Le père donna à son fils le nom Anjusaka qui signifie "absence d'agresssivité" afin de l'inciter à demeurer inoffensif chaque fois qu'il entendrait son nom, car les mauvais présages prédisaient l'inverse. Quand Anjusaka devint un jeune homme son père l'envoya auprès d'un professeur réputé, dans une grande université peuplée de nombreux étudiants où il devint rapidement le plus brillant, le plus obéissant et le plus instruit des élèves. Pour éviter que son fils commette aucune mauvaise action, le père ne lui donna pas d'argent, l'obligeant à être le serviteur de son professeur et ainsi à demeurer toujours auprès de son maître. En s'occupant ainsi de lui il ne développerait point d'orgeuil. Il prit donc soin de son maître et de l'épouse de ce dernier. Comme il était le meilleur dans toutes les matières, les autres étudiants étaient jaloux de lui; de ce fait ils inventèrent des critiques sans aucun fondement dont ils allèrent faire part au professeur, afin qu'il n'appréciât plus du tout son élève préféré.
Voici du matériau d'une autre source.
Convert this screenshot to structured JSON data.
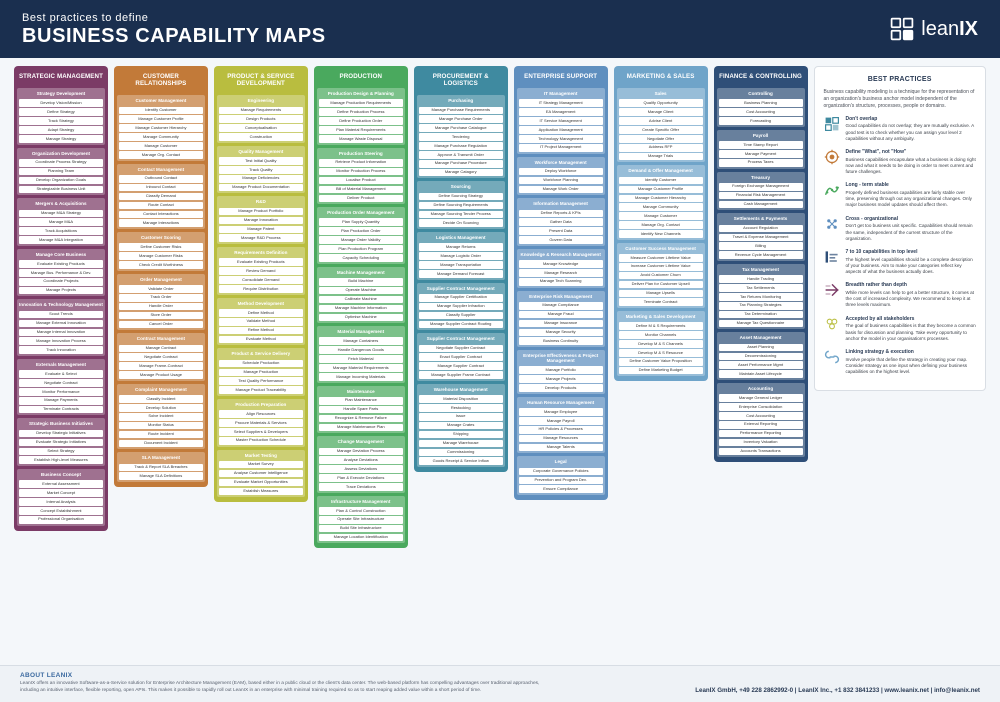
{
  "header": {
    "subtitle": "Best practices to define",
    "title": "BUSINESS CAPABILITY MAPS",
    "logo_text_light": "lean",
    "logo_text_bold": "IX"
  },
  "columns": [
    {
      "title": "STRATEGIC MANAGEMENT",
      "bg": "#7b3b66",
      "groups": [
        {
          "title": "Strategy Development",
          "items": [
            "Develop Vision/Mission",
            "Define Strategy",
            "Track Strategy",
            "Adapt Strategy",
            "Manage Strategy"
          ]
        },
        {
          "title": "Organization Development",
          "items": [
            "Coordinate Process Strategy",
            "Planning Team",
            "Develop Organization Goals",
            "Strategizable Business Unit"
          ]
        },
        {
          "title": "Mergers & Acquisitions",
          "items": [
            "Manage M&A Strategy",
            "Manage M&A",
            "Track Acquisitions",
            "Manage M&A Integration"
          ]
        },
        {
          "title": "Manage Core Business",
          "items": [
            "Evaluate Existing Products",
            "Manage Bus. Performance & Dev.",
            "Coordinate Projects",
            "Manage Projects"
          ]
        },
        {
          "title": "Innovation & Technology Management",
          "items": [
            "Scout Trends",
            "Manage External Innovation",
            "Manage Internal Innovation",
            "Manage Innovation Process",
            "Track Innovation"
          ]
        },
        {
          "title": "Externals Management",
          "items": [
            "Evaluate & Select",
            "Negotiate Contract",
            "Monitor Performance",
            "Manage Payments",
            "Terminate Contracts"
          ]
        },
        {
          "title": "Strategic Business Initiatives",
          "items": [
            "Develop Strategic Initiatives",
            "Evaluate Strategic Initiatives",
            "Select Strategy",
            "Establish High-level Measures"
          ]
        },
        {
          "title": "Business Concept",
          "items": [
            "External Assessment",
            "Market Concept",
            "Internal Analysis",
            "Concept Establishment",
            "Professional Organisation"
          ]
        }
      ]
    },
    {
      "title": "CUSTOMER RELATIONSHIPS",
      "bg": "#c27a39",
      "groups": [
        {
          "title": "Customer Management",
          "items": [
            "Identify Customer",
            "Manage Customer Profile",
            "Manage Customer Hierarchy",
            "Manage Community",
            "Manage Customer",
            "Manage Org. Contact"
          ]
        },
        {
          "title": "Contact Management",
          "items": [
            "Outbound Contact",
            "Inbound Contact",
            "Classify Demand",
            "Route Contact",
            "Contact Interactions",
            "Manage Interactions"
          ]
        },
        {
          "title": "Customer Scoring",
          "items": [
            "Define Customer Risks",
            "Manage Customer Risks",
            "Check Credit Worthiness"
          ]
        },
        {
          "title": "Order Management",
          "items": [
            "Validate Order",
            "Track Order",
            "Handle Order",
            "Store Order",
            "Cancel Order"
          ]
        },
        {
          "title": "Contract Management",
          "items": [
            "Manage Contract",
            "Negotiate Contract",
            "Manage Frame-Contract",
            "Manage Product Usage"
          ]
        },
        {
          "title": "Complaint Management",
          "items": [
            "Classify Incident",
            "Develop Solution",
            "Solve Incident",
            "Monitor Status",
            "Route Incident",
            "Document Incident"
          ]
        },
        {
          "title": "SLA Management",
          "items": [
            "Track & Report SLA Breaches",
            "Manage SLA Definitions"
          ]
        }
      ]
    },
    {
      "title": "PRODUCT & SERVICE DEVELOPMENT",
      "bg": "#b9bd3f",
      "groups": [
        {
          "title": "Engineering",
          "items": [
            "Manage Requirements",
            "Design Products",
            "Conceptualisation",
            "Construction"
          ]
        },
        {
          "title": "Quality Management",
          "items": [
            "Test Initial Quality",
            "Track Quality",
            "Manage Deficiencies",
            "Manage Product Documentation"
          ]
        },
        {
          "title": "R&D",
          "items": [
            "Manage Product Portfolio",
            "Manage Innovation",
            "Manage Patent",
            "Manage R&D Process"
          ]
        },
        {
          "title": "Requirements Definition",
          "items": [
            "Evaluate Existing Products",
            "Review Demand",
            "Consolidate Demand",
            "Require Distribution"
          ]
        },
        {
          "title": "Method Development",
          "items": [
            "Define Method",
            "Validate Method",
            "Refine Method",
            "Evaluate Method"
          ]
        },
        {
          "title": "Product & Service Delivery",
          "items": [
            "Schedule Production",
            "Manage Production",
            "Test Quality Performance",
            "Manage Product Traceability"
          ]
        },
        {
          "title": "Production Preparation",
          "items": [
            "Align Resources",
            "Procure Materials & Services",
            "Select Suppliers & Developers",
            "Master Production Schedule"
          ]
        },
        {
          "title": "Market Testing",
          "items": [
            "Market Survey",
            "Analyse Customer Intelligence",
            "Evaluate Market Opportunities",
            "Establish Measures"
          ]
        }
      ]
    },
    {
      "title": "PRODUCTION",
      "bg": "#4aa95e",
      "groups": [
        {
          "title": "Production Design & Planning",
          "items": [
            "Manage Production Requirements",
            "Define Production Process",
            "Define Production Order",
            "Plan Material Requirements",
            "Manage Waste Disposal"
          ]
        },
        {
          "title": "Production Steering",
          "items": [
            "Retrieve Product Information",
            "Monitor Production Process",
            "Localise Product",
            "Bill of Material Management",
            "Deliver Product"
          ]
        },
        {
          "title": "Production Order Management",
          "items": [
            "Plan Supply Quantity",
            "Plan Production Order",
            "Manage Order Validity",
            "Plan Production Program",
            "Capacity Scheduling"
          ]
        },
        {
          "title": "Machine Management",
          "items": [
            "Build Machine",
            "Operate Machine",
            "Calibrate Machine",
            "Manage Machine Information",
            "Optimise Machine"
          ]
        },
        {
          "title": "Material Management",
          "items": [
            "Manage Containers",
            "Handle Dangerous Goods",
            "Fetch Material",
            "Manage Material Requirements",
            "Manage Incoming Materials"
          ]
        },
        {
          "title": "Maintenance",
          "items": [
            "Plan Maintenance",
            "Handle Spare Parts",
            "Recognize & Remove Failure",
            "Manage Maintenance Plan"
          ]
        },
        {
          "title": "Change Management",
          "items": [
            "Manage Deviation Process",
            "Analyse Deviations",
            "Assess Deviations",
            "Plan & Execute Deviations",
            "Trace Deviations"
          ]
        },
        {
          "title": "Infrastructure Management",
          "items": [
            "Plan & Control Construction",
            "Operate Site Infrastructure",
            "Build Site Infrastructure",
            "Manage Location Identification"
          ]
        }
      ]
    },
    {
      "title": "PROCUREMENT & LOGISTICS",
      "bg": "#3f8aa0",
      "groups": [
        {
          "title": "Purchasing",
          "items": [
            "Manage Purchase Requirements",
            "Manage Purchase Order",
            "Manage Purchase Catalogue",
            "Tendering",
            "Manage Purchase Regulation",
            "Approve & Transmit Order",
            "Manage Purchase Procedure",
            "Manage Catagory"
          ]
        },
        {
          "title": "Sourcing",
          "items": [
            "Define Sourcing Strategy",
            "Define Sourcing Requirements",
            "Manage Sourcing Tender Process",
            "Decide On Sourcing"
          ]
        },
        {
          "title": "Logistics Management",
          "items": [
            "Manage Returns",
            "Manage Logistic Order",
            "Manage Transportation",
            "Manage Demand Forecast"
          ]
        },
        {
          "title": "Supplier Contract Management",
          "items": [
            "Manage Supplier Certification",
            "Manage Supplier Infraction",
            "Classify Supplier",
            "Manage Supplier Contract Routing"
          ]
        },
        {
          "title": "Supplier Contract Management",
          "items": [
            "Negotiate Supplier Contract",
            "Enact Supplier Contract",
            "Manage Supplier Contract",
            "Manage Supplier Frame Contract"
          ]
        },
        {
          "title": "Warehouse Management",
          "items": [
            "Material Disposition",
            "Restocking",
            "Issue",
            "Manage Crates",
            "Shipping",
            "Manage Warehouse",
            "Commissioning",
            "Goods Receipt & Service Inflow"
          ]
        }
      ]
    },
    {
      "title": "ENTERPRISE SUPPORT",
      "bg": "#5f8fbf",
      "groups": [
        {
          "title": "IT Management",
          "items": [
            "IT Strategy Management",
            "EA Management",
            "IT Service Management",
            "Application Management",
            "Technology Management",
            "IT Project Management"
          ]
        },
        {
          "title": "Workforce Management",
          "items": [
            "Deploy Workforce",
            "Workforce Planning",
            "Manage Work Order"
          ]
        },
        {
          "title": "Information Management",
          "items": [
            "Define Reports & KPIs",
            "Gather Data",
            "Present Data",
            "Govern Data"
          ]
        },
        {
          "title": "Knowledge & Research Management",
          "items": [
            "Manage Knowledge",
            "Manage Research",
            "Manage Tech Scanning"
          ]
        },
        {
          "title": "Enterprise Risk Management",
          "items": [
            "Manage Compliance",
            "Manage Fraud",
            "Manage Insurance",
            "Manage Security",
            "Business Continuity"
          ]
        },
        {
          "title": "Enterprise Effectiveness & Project Management",
          "items": [
            "Manage Portfolio",
            "Manage Projects",
            "Develop Products"
          ]
        },
        {
          "title": "Human Resource Management",
          "items": [
            "Manage Employee",
            "Manage Payroll",
            "HR Policies & Processes",
            "Manage Resources",
            "Manage Talents"
          ]
        },
        {
          "title": "Legal",
          "items": [
            "Corporate Governance Policies",
            "Prevention and Program Dev.",
            "Ensure Compliance"
          ]
        }
      ]
    },
    {
      "title": "MARKETING & SALES",
      "bg": "#6fa4c9",
      "groups": [
        {
          "title": "Sales",
          "items": [
            "Qualify Opportunity",
            "Manage Client",
            "Advise Client",
            "Create Specific Offer",
            "Negotiate Offer",
            "Address RFP",
            "Manage Trials"
          ]
        },
        {
          "title": "Demand & Offer Management",
          "items": [
            "Identify Customer",
            "Manage Customer Profile",
            "Manage Customer Hierarchy",
            "Manage Community",
            "Manage Customer",
            "Manage Org. Contact",
            "Identify New Channels"
          ]
        },
        {
          "title": "Customer Success Management",
          "items": [
            "Measure Customer Lifetime Value",
            "Increase Customer Lifetime Value",
            "Avoid Customer Churn",
            "Deliver Plan for Customer Upsell",
            "Manage Upsells",
            "Terminate Contract"
          ]
        },
        {
          "title": "Marketing & Sales Development",
          "items": [
            "Define M & S Requirements",
            "Monitor Channels",
            "Develop M & S Channels",
            "Develop M & S Resource",
            "Define Customer Value Proposition",
            "Define Marketing Budget"
          ]
        }
      ]
    },
    {
      "title": "FINANCE & CONTROLLING",
      "bg": "#2f4f78",
      "groups": [
        {
          "title": "Controlling",
          "items": [
            "Business Planning",
            "Cost Accounting",
            "Forecasting"
          ]
        },
        {
          "title": "Payroll",
          "items": [
            "Time Stamp Report",
            "Manage Payment",
            "Process Taxes"
          ]
        },
        {
          "title": "Treasury",
          "items": [
            "Foreign Exchange Management",
            "Financial Risk Management",
            "Cash Management"
          ]
        },
        {
          "title": "Settlements & Payments",
          "items": [
            "Account Regulation",
            "Travel & Expense Management",
            "Billing",
            "Revenue Cycle Management"
          ]
        },
        {
          "title": "Tax Management",
          "items": [
            "Handle Trading",
            "Tax Settlements",
            "Tax Returns Monitoring",
            "Tax Planning Strategies",
            "Tax Determination",
            "Manage Tax Questionnaire"
          ]
        },
        {
          "title": "Asset Management",
          "items": [
            "Asset Planning",
            "Decommissioning",
            "Asset Performance Mgmt",
            "Maintain Asset Lifecycle"
          ]
        },
        {
          "title": "Accounting",
          "items": [
            "Manage General Ledger",
            "Enterprise Consolidation",
            "Cost Accounting",
            "External Reporting",
            "Performance Reporting",
            "Inventory Valuation",
            "Accounts Transactions"
          ]
        }
      ]
    }
  ],
  "best_practices": {
    "head": "BEST PRACTICES",
    "intro": "Business capability modeling is a technique for the representation of an organization's business anchor model independent of the organization's structure, processes, people or domains.",
    "items": [
      {
        "title": "Don't overlap",
        "text": "Good capabilities do not overlap; they are mutually exclusive. A good test is to check whether you can assign your level 2 capabilities without any ambiguity.",
        "color": "#3f8aa0"
      },
      {
        "title": "Define \"What\", not \"How\"",
        "text": "Business capabilities encapsulate what a business is doing right now and what it needs to be doing in order to meet current and future challenges.",
        "color": "#c27a39"
      },
      {
        "title": "Long - term stable",
        "text": "Properly defined business capabilities are fairly stable over time, preserving through out any organizational changes. Only major business model updates should affect them.",
        "color": "#4aa95e"
      },
      {
        "title": "Cross - organizational",
        "text": "Don't get too business unit specific. Capabilities should remain the same, independent of the current structure of the organization.",
        "color": "#5f8fbf"
      },
      {
        "title": "7 to 10 capabilities in top level",
        "text": "The highest level capabilities should be a complete description of your business. Aim to make your categories reflect key aspects of what the business actually does.",
        "color": "#2f4f78"
      },
      {
        "title": "Breadth rather than depth",
        "text": "While more levels can help to get a better structure, it comes at the cost of increased complexity. We recommend to keep it at three levels maximum.",
        "color": "#7b3b66"
      },
      {
        "title": "Accepted by all stakeholders",
        "text": "The goal of business capabilities is that they become a common basis for discussion and planning. Take every opportunity to anchor the model in your organisation's processes.",
        "color": "#b9bd3f"
      },
      {
        "title": "Linking strategy & execution",
        "text": "Involve people that define the strategy in creating your map. Consider strategy as one input when defining your business capabilities on the highest level.",
        "color": "#6fa4c9"
      }
    ]
  },
  "footer": {
    "about_head": "ABOUT LEANIX",
    "about_text": "LeanIX offers an innovative Software-as-a-Service solution for Enterprise Architecture Management (EAM), based either in a public cloud or the client's data center. The web-based platform has compelling advantages over traditional approaches, including an intuitive interface, flexible reporting, open APIs. This makes it possible to rapidly roll out LeanIX in an enterprise with minimal training required so as to start reaping added value within a short period of time.",
    "contact": "LeanIX GmbH, +49 228 2862992-0 | LeanIX Inc., +1 832 3841233 | www.leanix.net | info@leanix.net"
  }
}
- "Maitre! Votre élève Anjusaka fait des mauvaises choses avec votre épouse en votre absence ." La première fois qu'il entendit cela le professeur n'en crut pas un mot! Quand de plus en plus d'autres étudiants, après s'être concertés entre eux, lui dénoncèrent les mêmes méfaits, il devint alors hostile. Il commença par avoir quelques doutes , et il finit par ne plus du tout apprécier son meilleur étudiant, au point de vouloir le tuer. il pensa toutefois:
- "Je ne peux pas le tuer, il est le plus brillant de mes étudiants. Si je le tuais, cela risquerait de ternir ma réputation, et le roi me mettrait en prison. Je vais donc tâcher de le faire disparaître autrement!".
Un jour le maître convoqua son élève.
- "Anjusaka! Tu es très intelligent. Tu apprends vite et pour cette raison je vais t'enseigner des connaissances spéciales ignorées de tout le monde. Pour pouvoir recevoir cet enseignement, en retour tu devras répondre à mon exigence".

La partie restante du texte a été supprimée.